We have put a lot of emphasis on being a good place to do business, rather than on crude financial inducements. At the end of the day, inducements will not compensate for the fact that a location is inhospitable.

There are some basic competencies that are attractive to most businesses. We have a well-educated workforce, labour costs are low by developed world standards, the infrastructure is generally efficient, utilities are relatively cheap, and we exhibit a high degree of innovation and ingenuity. New Zealand has a ‘can do’ attitude and a very strong problem-solving orientation.

Of course anyone is welcome to tap into that talent pool. But until recently, we tended to promote generic investment attractions, not target them. The result was that, if anything, we tended to exacerbate the disadvantages of scale and distance: doing too many disconnected things, and not developing the industry clusters that have been the base of success in a number of regions around the world and even whole countries.

This is changing. We have identified three areas where we believe New Zealand is especially well placed in terms of international competitive advantage, partly because of where past investments in education and research have left us, and partly because of the latent potential of our natural and human endowment.

These are biotechnologies, information and communications technologies and the creative industries. These are not industry winners that we have picked. They are more in the form of sectoral competencies that have the potential to build new industries and add value and extend existing ones.

Two relatively high profile examples that you might well be aware of perhaps highlight this. We are defending the Americas Cup. No other country apart from the USA has mounted a successful defence. America’s Cup challenges are legendary in the sense that they are big ventures sponsored by high tech, mega-dollar individuals. How did a small country win and defend the cup?

Basically by very imaginative design, the use of leading edge technology in fine-tuning both construction and competition, and the co-ordination of contributions from a variety of participating sponsors. Team effort with world-beating leading edge innovation. A number of industries like luxury yacht construction and the tourism and hospitality sectors have bounced off Americas Cup exposure.

The second film in the Lord of the Rings Trilogy is about to be released. It was filmed entirely in New Zealand. New Zealand design and technology supply companies won Oscars for their contribution to the first film. The scenery, the talents, the inventiveness and the simple ‘can do’ effective management of New Zealanders produced an international film success story out of all proportion to our size.

We are also upgrading the back-up inputs needed to transform our economy around higher performing, outward looking industries. These involve moving to focus research and development through Centres of Excellence, upgrading the funding of ventures at the seed and start up ends and getting a much better fit between what our tertiary education and training institutions offer and what students and employers need.

We also put a lot of emphasis on what we are calling connectedness.
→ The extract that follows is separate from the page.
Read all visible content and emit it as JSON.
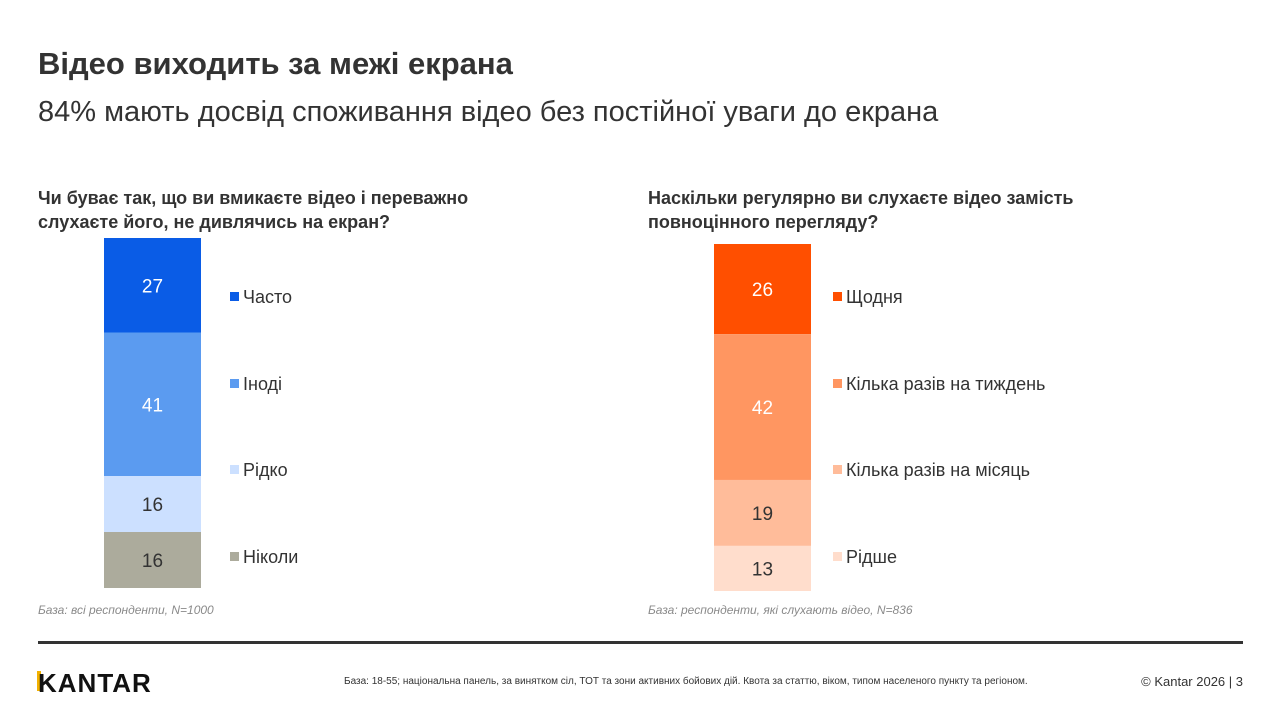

Connecting potential investors with investment opportunities, connecting potential exporters with new market opportunities, connecting researchers at home with others abroad and so on.

There is a new feeling of confidence among New Zealanders. A very high proportion of people, regardless of who they vote for, tell opinion polls that they believe New Zealand is heading in the right direction. That confidence will be self-reinforcing I am sure, and will reinforce economic growth.